この娘と会ったのは俺が高校で入った演劇部でだった。
部活内でのあんちゃんは男子部員たちに目線の的になっていた。
本人は気付いていないようだが、それはそれはものすごいものだった。
もともと人気のありそうなルックスしている上に、部員で女子は一人しかいなかったことが更なる原因となったのは言うまでも無い。
ヒートアップしてアプローチをかける男どもが多く、俺は最初、そんな様子を見て馬鹿やってんなーと遠巻きに見ていた。
今でもその人気は衰えず、アプローチをかける男勢は変わらない熱量であんちゃんに接している。

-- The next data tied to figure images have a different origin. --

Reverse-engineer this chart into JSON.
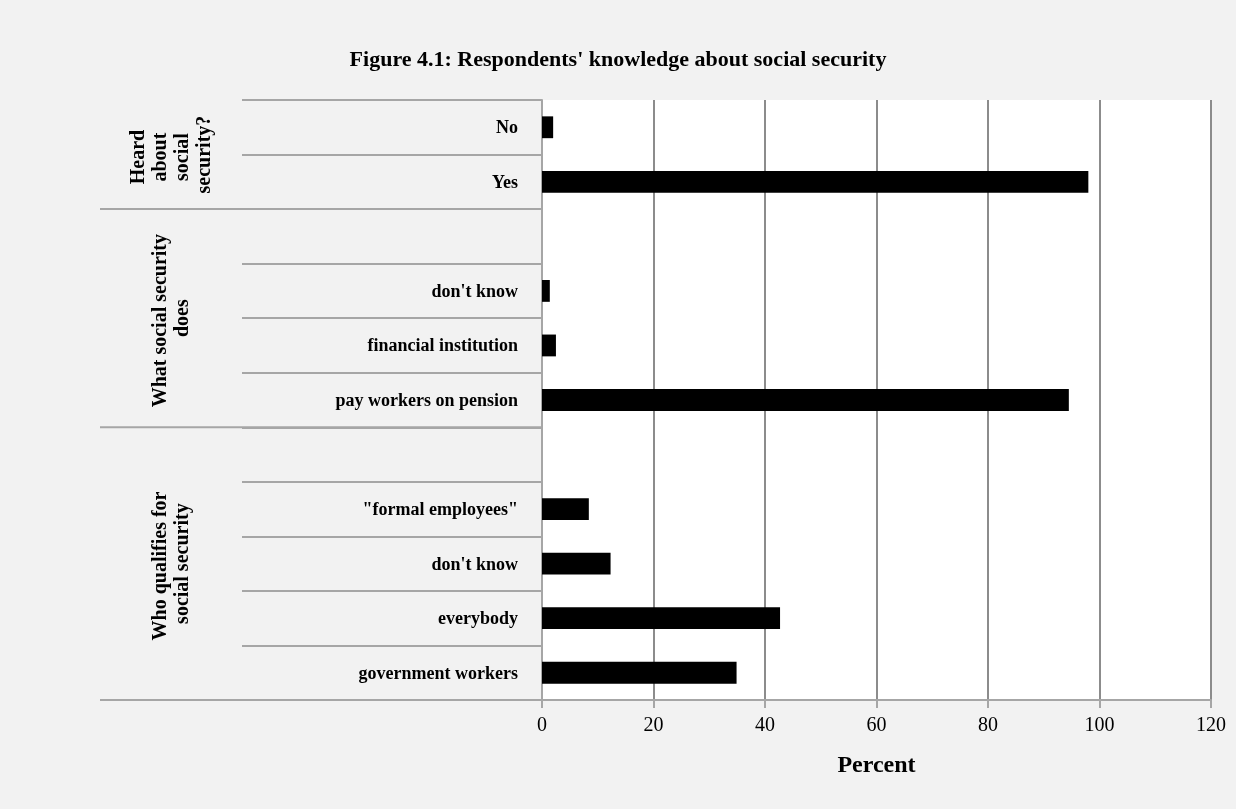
{
  "chart_data": {
    "type": "bar",
    "orientation": "horizontal",
    "title": "Figure 4.1: Respondents' knowledge about social security",
    "xlabel": "Percent",
    "categories": [
      "No",
      "Yes",
      null,
      "don't know",
      "financial institution",
      "pay workers on pension",
      null,
      "\"formal employees\"",
      "don't know",
      "everybody",
      "government workers"
    ],
    "values": [
      2.0,
      98.0,
      null,
      1.4,
      2.5,
      94.5,
      null,
      8.4,
      12.3,
      42.7,
      34.9
    ],
    "color": "#000000",
    "xlim": [
      0,
      120
    ],
    "xticks": [
      0,
      20,
      40,
      60,
      80,
      100,
      120
    ],
    "grid": "x",
    "annotations": [
      "Heard about social security?",
      "What social security does",
      "Who qualifies for social security"
    ]
  }
}
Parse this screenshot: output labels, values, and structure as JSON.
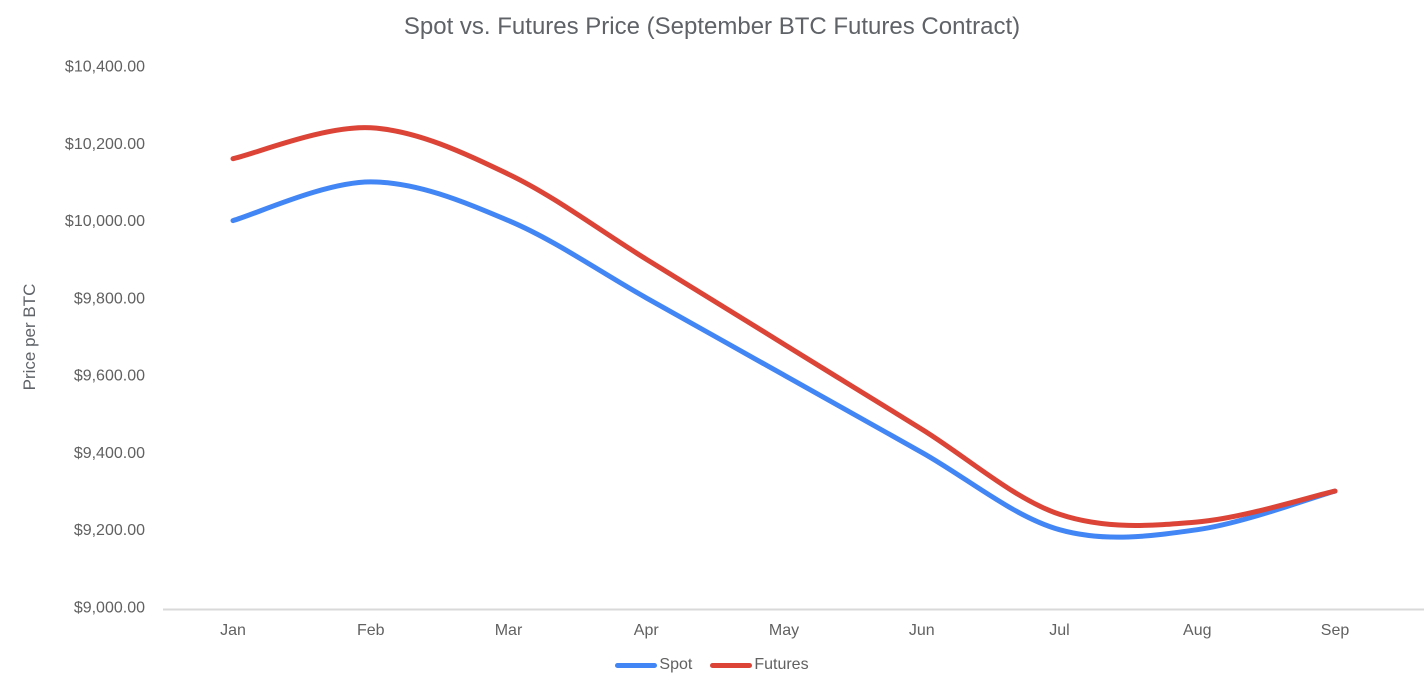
{
  "chart_data": {
    "type": "line",
    "title": "Spot vs. Futures Price (September BTC Futures Contract)",
    "ylabel": "Price per BTC",
    "xlabel": "",
    "categories": [
      "Jan",
      "Feb",
      "Mar",
      "Apr",
      "May",
      "Jun",
      "Jul",
      "Aug",
      "Sep"
    ],
    "series": [
      {
        "name": "Spot",
        "color": "#4285F4",
        "values": [
          10000,
          10100,
          10000,
          9800,
          9600,
          9400,
          9200,
          9200,
          9300
        ]
      },
      {
        "name": "Futures",
        "color": "#DB4437",
        "values": [
          10160,
          10240,
          10120,
          9900,
          9680,
          9460,
          9240,
          9220,
          9300
        ]
      }
    ],
    "ylim": [
      9000,
      10400
    ],
    "ytick_step": 200,
    "ytick_labels": [
      "$9,000.00",
      "$9,200.00",
      "$9,400.00",
      "$9,600.00",
      "$9,800.00",
      "$10,000.00",
      "$10,200.00",
      "$10,400.00"
    ],
    "grid": false,
    "line_smooth": true,
    "legend_position": "bottom"
  },
  "colors": {
    "axis_line": "#d9d9d9",
    "tick_text": "#616161",
    "title_text": "#5f6368"
  }
}
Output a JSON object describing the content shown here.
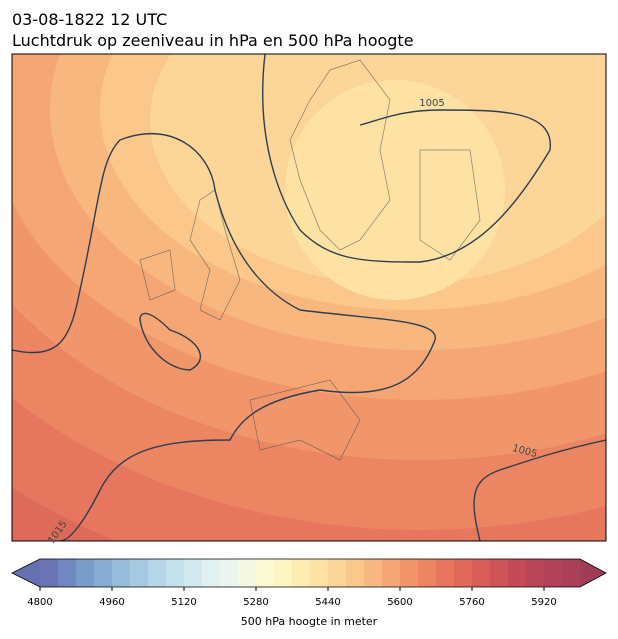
{
  "header": {
    "date": "03-08-1822 12 UTC",
    "title": "Luchtdruk op zeeniveau in hPa en 500 hPa hoogte"
  },
  "map": {
    "contour_labels": [
      "1005",
      "1005",
      "1015"
    ]
  },
  "colorbar": {
    "label": "500 hPa hoogte in meter",
    "lim": [
      4800,
      6000
    ],
    "ticks": [
      4800,
      4960,
      5120,
      5280,
      5440,
      5600,
      5760,
      5920
    ],
    "colors": [
      "#6a74b4",
      "#6f88c0",
      "#7a9cc9",
      "#86acd2",
      "#95bcd9",
      "#a5c9e0",
      "#b5d6e6",
      "#c4e2ec",
      "#d2eaef",
      "#e0f1f1",
      "#ebf5ef",
      "#f4f8e4",
      "#fbfad2",
      "#fdf6c2",
      "#fdecb0",
      "#fde2a4",
      "#fcd598",
      "#fbc78a",
      "#f8b77e",
      "#f5a674",
      "#f1956a",
      "#ec8562",
      "#e6765d",
      "#df6a5a",
      "#d85d58",
      "#cf5458",
      "#c44a58",
      "#b94559",
      "#b14259",
      "#aa3f58"
    ],
    "under_color": "#6470b0",
    "over_color": "#a03c58"
  }
}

そんなこんなで、付き合ってる事がばれると多方面から殺されかねないわけだ、俺が。
まぁ、そんな高嶺の花の杏瑠を好きになり、なおかつどうアプローチして付き合うに至ったかというと・・・。
「あ。来た!」
回想していると、あんちゃんの竿に獲物がかかったようだ。
・・・回想はまた今度にしておこう。
「あんちゃん、流石!重くない?大丈夫?」
しかし、心配する俺をよそにプロかと思わせるような動きだ。
いや、プロなんて実際見たことないから知らないけど。
身のこなしに比例してるのか難なく魚を釣り上げた。
「・・・あー、奇形種かー」
魚を見て残念そうにしている。
釣り上げたのは奇形種と呼ばれる突然変異の生物だった。
それを目の前にして落胆したようだ。
語調が少し変わるだけで、表情はあまり変化しないけど、その顔は言うまでも無く、可愛い。
面食いだったんだなぁ俺。
「そういえば最近増えてるって、地元ニュースでも言ってるよな。何が原因なんだろうな」
俺は、目の前で杏瑠が釣り上げた眼球が四つある不気味な魚をまじまじと眺めていた。
突然、何者かに見られているような、そんな気がして、見渡したがもちろん誰もいなかった。
錯覚。
(・・・・はははは!)
どこからともなく笑い声が聞こえた気がした。
俺たちを嘲笑っているかのような・・・
でもこれも、錯覚。
きっと錯覚なんだろう。
そう納得するしかない。これが俺の病気の症状の一つだから。